Millennium Minerals to mine central deposits at Nullagine Gold Project


(MENAFN- ProactiveInvestors)

Millennium Minerals (ASX:MOY) will in 2015 commence operations at central deposits such as Bartons at its Nullagine Gold Project in Western Australia’s Pilbara region.

These deposits will progressively replace Golden Eagle material as the primary source of mill feed in the medium term.

This will allow the mine to defer mining of the refractory ore encountered in areas of Golden Eagle until assessment of the flow sheet work is completed.

Possible options for future treatment of fresh Golden Eagle material at depth will be assessed and reported on once test work is completed.


Golden Eagle Deposit

Millennium has experience several problems with the Golden Eagle deposit as mining operations advanced into fresh ore zones.

These include reconciliation issues lower grades and variable metallurgical recovery.

While feasibility study work on these fresh ore zones indicated lower recovery and harder ore and those factors were taken account of in mine planning actual results have been more erratic and in some areas even lower than planned grades and recoveries have been achieved.
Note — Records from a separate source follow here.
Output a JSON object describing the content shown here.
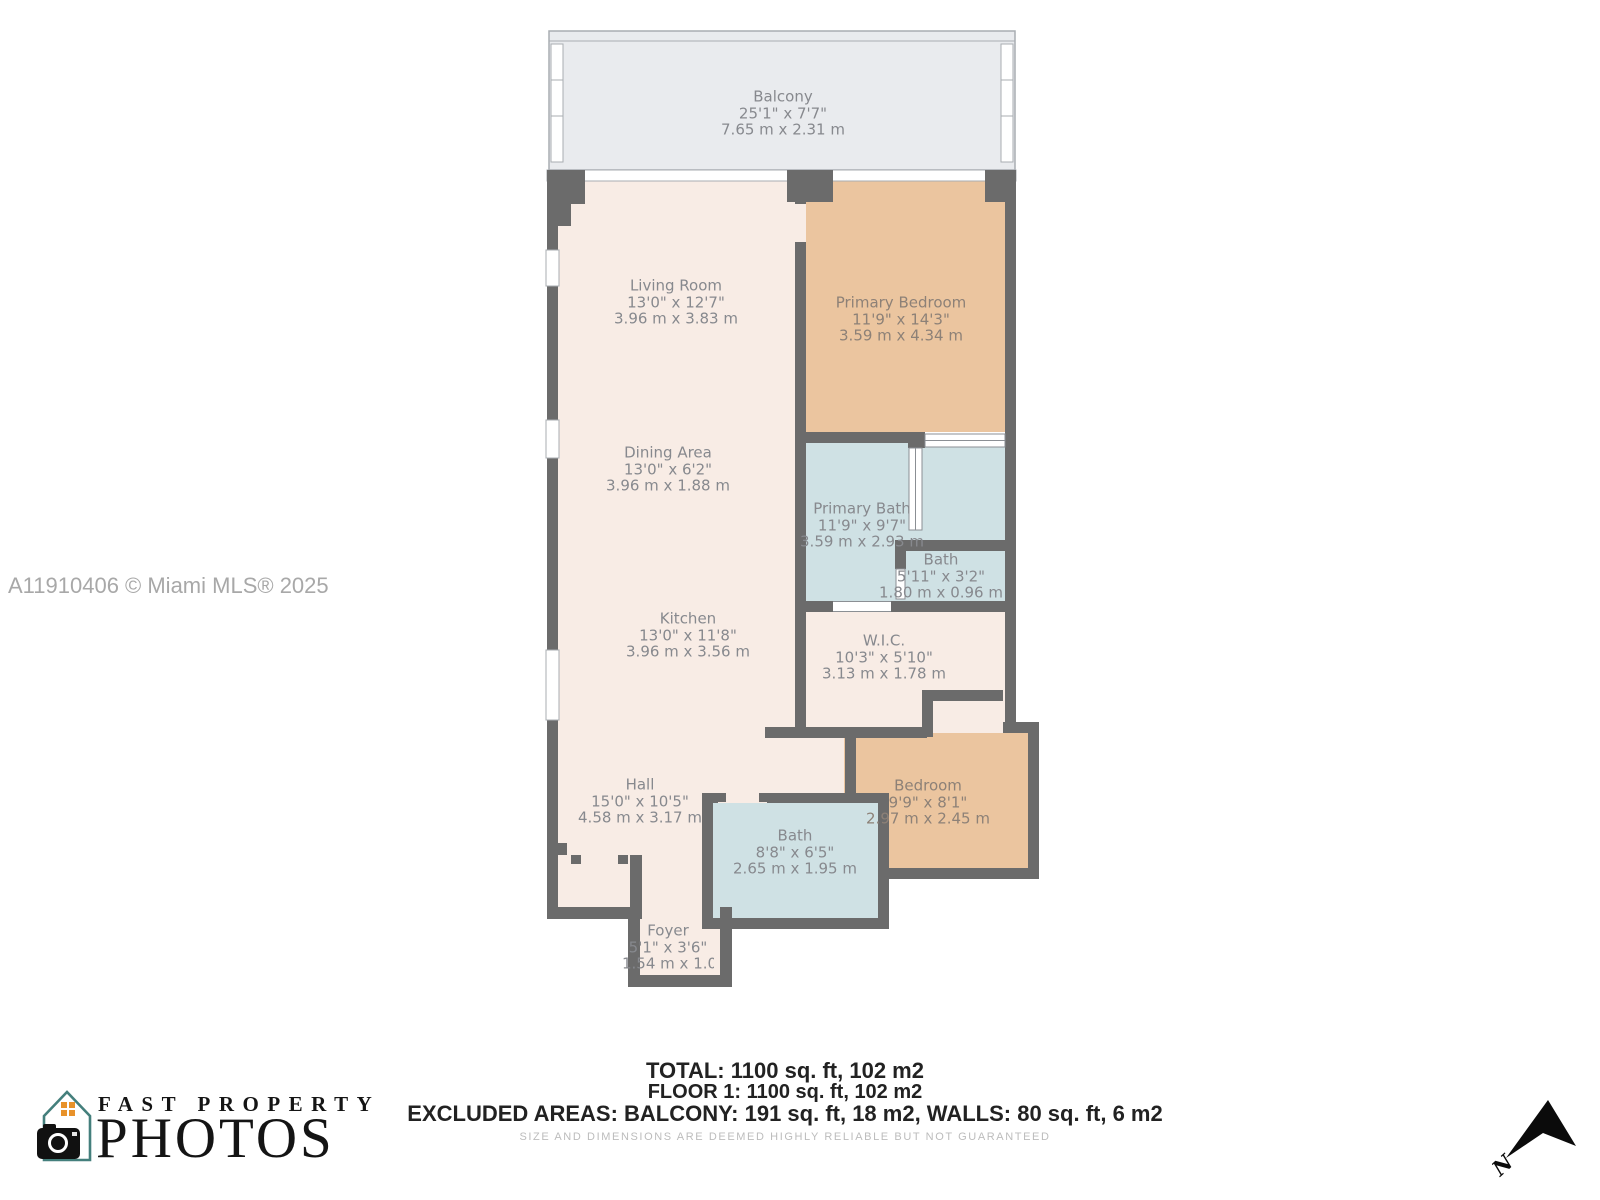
{
  "watermark": "A11910406 © Miami MLS® 2025",
  "rooms": {
    "balcony": {
      "name": "Balcony",
      "imperial": "25'1\" x 7'7\"",
      "metric": "7.65 m x 2.31 m"
    },
    "living_room": {
      "name": "Living Room",
      "imperial": "13'0\" x 12'7\"",
      "metric": "3.96 m x 3.83 m"
    },
    "primary_bedroom": {
      "name": "Primary Bedroom",
      "imperial": "11'9\" x 14'3\"",
      "metric": "3.59 m x 4.34 m"
    },
    "dining_area": {
      "name": "Dining Area",
      "imperial": "13'0\" x 6'2\"",
      "metric": "3.96 m x 1.88 m"
    },
    "primary_bath": {
      "name": "Primary Bath",
      "imperial": "11'9\" x 9'7\"",
      "metric": "3.59 m x 2.93 m"
    },
    "bath_small": {
      "name": "Bath",
      "imperial": "5'11\" x 3'2\"",
      "metric": "1.80 m x 0.96 m"
    },
    "kitchen": {
      "name": "Kitchen",
      "imperial": "13'0\" x 11'8\"",
      "metric": "3.96 m x 3.56 m"
    },
    "wic": {
      "name": "W.I.C.",
      "imperial": "10'3\" x 5'10\"",
      "metric": "3.13 m x 1.78 m"
    },
    "hall": {
      "name": "Hall",
      "imperial": "15'0\" x 10'5\"",
      "metric": "4.58 m x 3.17 m"
    },
    "bedroom": {
      "name": "Bedroom",
      "imperial": "9'9\" x 8'1\"",
      "metric": "2.97 m x 2.45 m"
    },
    "bath": {
      "name": "Bath",
      "imperial": "8'8\" x 6'5\"",
      "metric": "2.65 m x 1.95 m"
    },
    "foyer": {
      "name": "Foyer",
      "imperial": "5'1\" x 3'6\"",
      "metric": "1.54 m x 1.07 m"
    }
  },
  "summary": {
    "total": "TOTAL: 1100 sq. ft, 102 m2",
    "floor1": "FLOOR 1: 1100 sq. ft, 102 m2",
    "excluded": "EXCLUDED AREAS: BALCONY: 191 sq. ft, 18 m2, WALLS: 80 sq. ft, 6 m2",
    "disclaimer": "SIZE AND DIMENSIONS ARE DEEMED HIGHLY RELIABLE BUT NOT GUARANTEED"
  },
  "logo": {
    "line1": "FAST PROPERTY",
    "line2": "PHOTOS"
  },
  "compass": {
    "label": "N"
  },
  "colors": {
    "wall": "#6b6b6b",
    "room_cream": "#f8ece5",
    "room_tan": "#ebc59f",
    "room_blue": "#cfe1e4",
    "balcony_gray": "#e9ebee",
    "label_text": "#87898e",
    "logo_teal": "#447f7c",
    "logo_orange": "#e8922a"
  }
}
Investigations by both internal personnel and external consultants have not completely resolved the issues and work continues in this area.
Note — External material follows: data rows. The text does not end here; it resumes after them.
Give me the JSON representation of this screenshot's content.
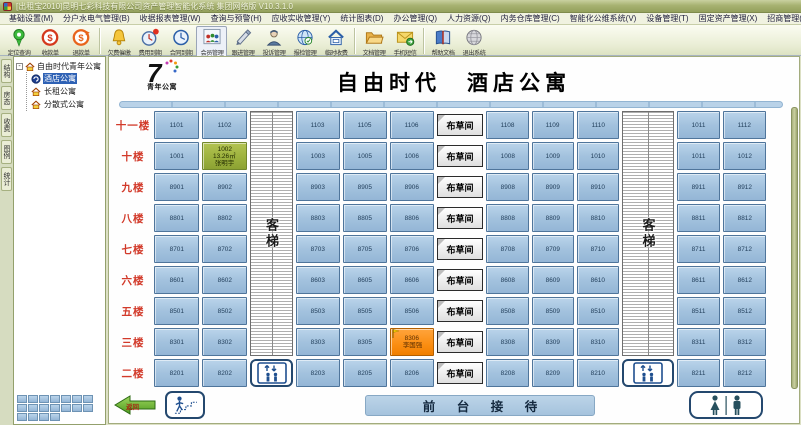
{
  "window": {
    "title": "[出租宝2010]昆明七彩科技有限公司资产管理智能化系统 集团网络版 V10.3.1.0"
  },
  "menu_bar": {
    "items": [
      {
        "label": "基础设置(M)"
      },
      {
        "label": "分户水电气管理(B)"
      },
      {
        "label": "收据报表管理(W)"
      },
      {
        "label": "查询与预警(H)"
      },
      {
        "label": "应收实收管理(Y)"
      },
      {
        "label": "统计图表(D)"
      },
      {
        "label": "办公管理(Q)"
      },
      {
        "label": "人力资源(Q)"
      },
      {
        "label": "内务仓库管理(C)"
      },
      {
        "label": "智能化公维系统(V)"
      },
      {
        "label": "设备管理(T)"
      },
      {
        "label": "固定资产管理(X)"
      },
      {
        "label": "招商管理(L)"
      },
      {
        "label": "系统管理(S)"
      },
      {
        "label": "帮助(H)"
      }
    ]
  },
  "toolbar": {
    "items": [
      {
        "label": "定位查询",
        "icon": "location-pin-icon"
      },
      {
        "label": "收款单",
        "icon": "receipt-money-icon"
      },
      {
        "label": "退款单",
        "icon": "refund-money-icon"
      },
      {
        "label": "欠费催缴",
        "icon": "bell-icon",
        "sep_before": true
      },
      {
        "label": "费用到期",
        "icon": "clock-alert-icon"
      },
      {
        "label": "合同到期",
        "icon": "clock-blue-icon"
      },
      {
        "label": "会员管理",
        "icon": "members-icon",
        "active": true
      },
      {
        "label": "跟进管理",
        "icon": "pen-hand-icon"
      },
      {
        "label": "投诉管理",
        "icon": "complaint-person-icon"
      },
      {
        "label": "报检管理",
        "icon": "globe-check-icon"
      },
      {
        "label": "临时收费",
        "icon": "house-fee-icon"
      },
      {
        "label": "文档管理",
        "icon": "folder-icon",
        "sep_before": true
      },
      {
        "label": "手机短信",
        "icon": "sms-envelope-icon"
      },
      {
        "label": "帮助文档",
        "icon": "help-book-icon",
        "sep_before": true
      },
      {
        "label": "退出系统",
        "icon": "exit-globe-icon"
      }
    ]
  },
  "sidebar": {
    "tabs": [
      {
        "label": "结构"
      },
      {
        "label": "房态"
      },
      {
        "label": "收费"
      },
      {
        "label": "图例"
      },
      {
        "label": "统计"
      }
    ],
    "tree": {
      "expander": "-",
      "root": {
        "label": "自由时代青年公寓",
        "icon": "home-icon"
      },
      "items": [
        {
          "label": "酒店公寓",
          "icon": "hotel-logo-icon",
          "selected": true
        },
        {
          "label": "长租公寓",
          "icon": "home-icon",
          "selected": false
        },
        {
          "label": "分散式公寓",
          "icon": "home-icon",
          "selected": false
        }
      ]
    },
    "mini_map": {
      "rows": [
        7,
        7,
        4
      ]
    }
  },
  "main": {
    "logo": {
      "number": "7",
      "brand": "青年公寓"
    },
    "title": "自由时代　酒店公寓",
    "shaft_label": "客梯",
    "linen_label": "布草间",
    "floors": [
      {
        "label": "十一楼",
        "rooms": [
          "1101",
          "1102",
          "1103",
          "1105",
          "1106",
          "1108",
          "1109",
          "1110",
          "1011",
          "1112"
        ]
      },
      {
        "label": "十楼",
        "rooms": [
          "1001",
          {
            "num": "1002",
            "area": "13.26㎡",
            "name": "张明宇",
            "status": "green"
          },
          "1003",
          "1005",
          "1006",
          "1008",
          "1009",
          "1010",
          "1011",
          "1012"
        ]
      },
      {
        "label": "九楼",
        "rooms": [
          "8901",
          "8902",
          "8903",
          "8905",
          "8906",
          "8908",
          "8909",
          "8910",
          "8911",
          "8912"
        ]
      },
      {
        "label": "八楼",
        "rooms": [
          "8801",
          "8802",
          "8803",
          "8805",
          "8806",
          "8808",
          "8809",
          "8810",
          "8811",
          "8812"
        ]
      },
      {
        "label": "七楼",
        "rooms": [
          "8701",
          "8702",
          "8703",
          "8705",
          "8706",
          "8708",
          "8709",
          "8710",
          "8711",
          "8712"
        ]
      },
      {
        "label": "六楼",
        "rooms": [
          "8601",
          "8602",
          "8603",
          "8605",
          "8606",
          "8608",
          "8609",
          "8610",
          "8611",
          "8612"
        ]
      },
      {
        "label": "五楼",
        "rooms": [
          "8501",
          "8502",
          "8503",
          "8505",
          "8506",
          "8508",
          "8509",
          "8510",
          "8511",
          "8512"
        ]
      },
      {
        "label": "三楼",
        "rooms": [
          "8301",
          "8302",
          "8303",
          "8305",
          {
            "num": "8306",
            "name": "李国强",
            "status": "orange",
            "flag": true
          },
          "8308",
          "8309",
          "8310",
          "8311",
          "8312"
        ]
      },
      {
        "label": "二楼",
        "rooms": [
          "8201",
          "8202",
          "8203",
          "8205",
          "8206",
          "8208",
          "8209",
          "8210",
          "8211",
          "8212"
        ]
      }
    ],
    "footer": {
      "back_label": "返回",
      "front_desk": "前 台 接 待"
    }
  },
  "colors": {
    "room_blue": "#A3C2DE",
    "occupied_green": "#9DB23E",
    "occupied_orange": "#FB8E12",
    "floor_label_red": "#D23A2A",
    "front_desk_bar": "#AFCBE3",
    "titlebar_olive": "#A7B271",
    "selection_blue": "#2F62B5"
  }
}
The company’s ability to source mill feed has allowed it to avoid any impact on gold production.

However the higher than planned operating cost being experienced is a result of the higher strip ratio being encountered to achieve this production.
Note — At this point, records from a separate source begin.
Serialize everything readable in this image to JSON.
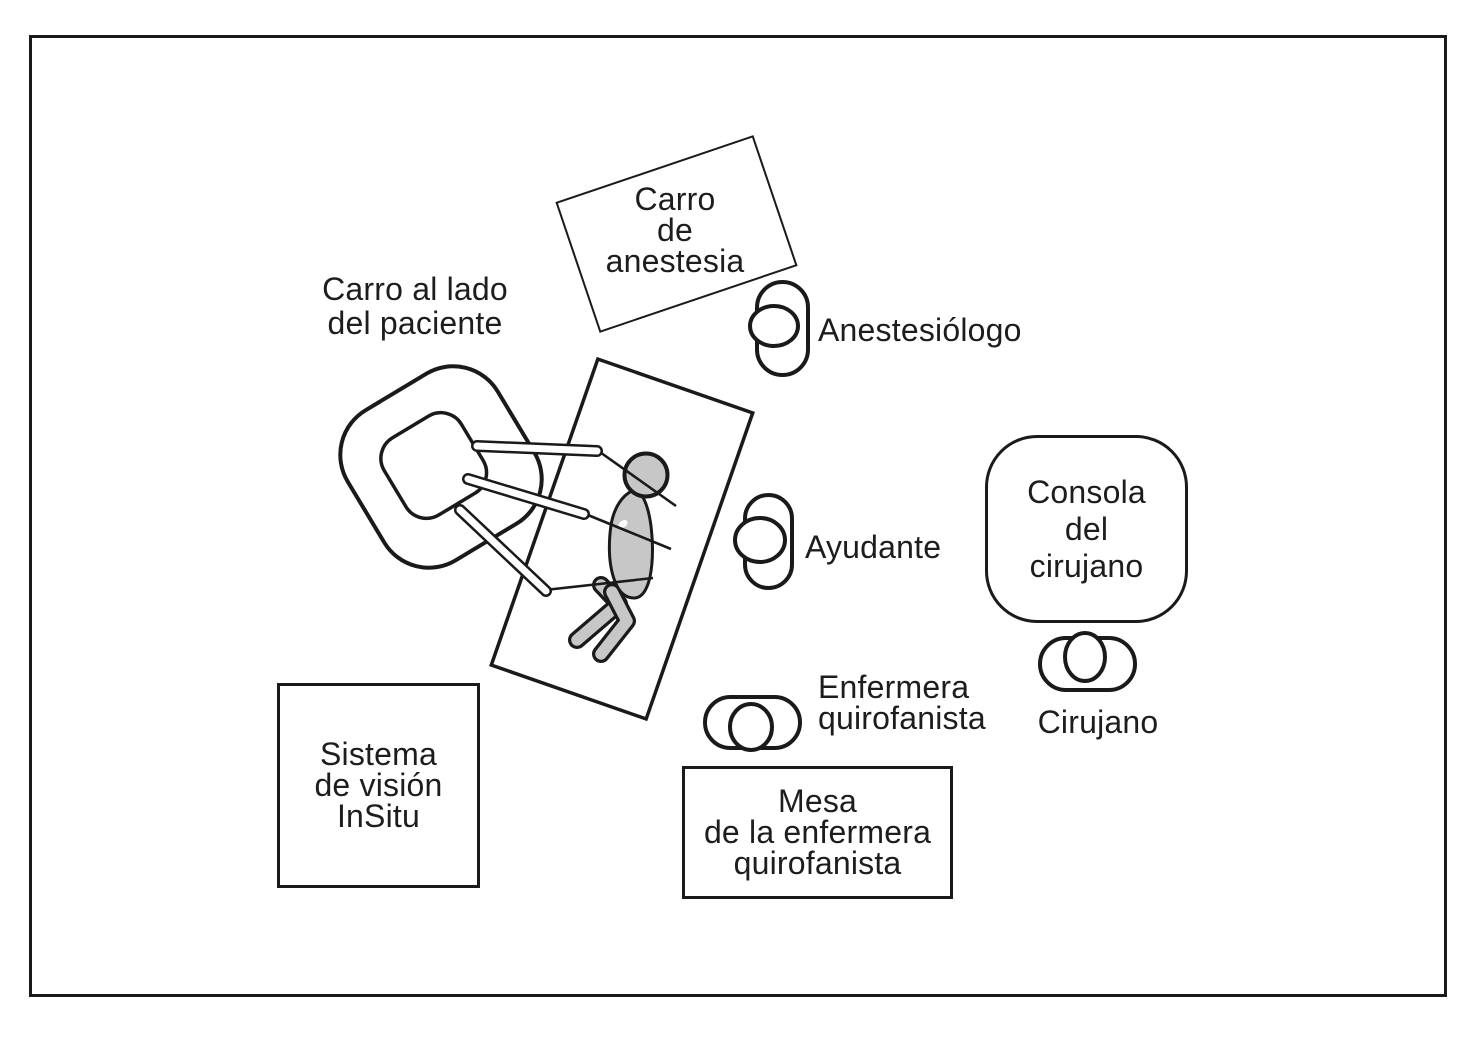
{
  "figure": {
    "type": "operating-room-layout-diagram",
    "colors": {
      "line": "#1a1a1a",
      "patient_fill": "#c7c7c7",
      "background": "#ffffff"
    },
    "boxes": {
      "anesthesia_cart": "Carro\nde\nanestesia",
      "surgeon_console": "Consola\ndel\ncirujano",
      "nurse_table": "Mesa\nde la enfermera\nquirofanista",
      "vision_system": "Sistema\nde visión\nInSitu"
    },
    "labels": {
      "patient_cart": "Carro al lado\ndel paciente",
      "anesthesiologist": "Anestesiólogo",
      "assistant": "Ayudante",
      "surgeon": "Cirujano",
      "scrub_nurse": "Enfermera\nquirofanista"
    },
    "icons": {
      "anesthesiologist": "person-top-view-icon",
      "assistant": "person-top-view-icon",
      "surgeon": "person-top-view-icon",
      "scrub_nurse": "person-top-view-icon",
      "patient": "patient-lying-figure",
      "patient_cart": "robot-patient-side-cart",
      "operating_table": "operating-table-rectangle"
    }
  }
}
Conceptual flow sheet testing is being carried out at laboratory scale to enable the company to understand the metallurgical processing requirements for all the fresh ore zones within the Golden Eagle deposit.

This will allow it to fully exploit the current mining inventory as well as the deposit at depth which is not closed out.


Nullagine Gold Project


In the September quarter Millennium poured 18127 ounces of gold from the Nullagine project above the upper end of its guidance of 16000 to 18000 ounces.

C1 cash costs were down 8% on the last quarter to A$1081 per ounce while sustaining cash costs also fell 8% to A$1197 per ounce.

This produced revenue of $27.4 million with a gross operating margin of A$435 per ounce.

At 30 September 2014 the Company’s “in the money” hedge book had a mark‐to‐market valuation of $5.7 million ($14.6 million at 31 December 2013) based on the spot price of A$1390 per ounce at that date.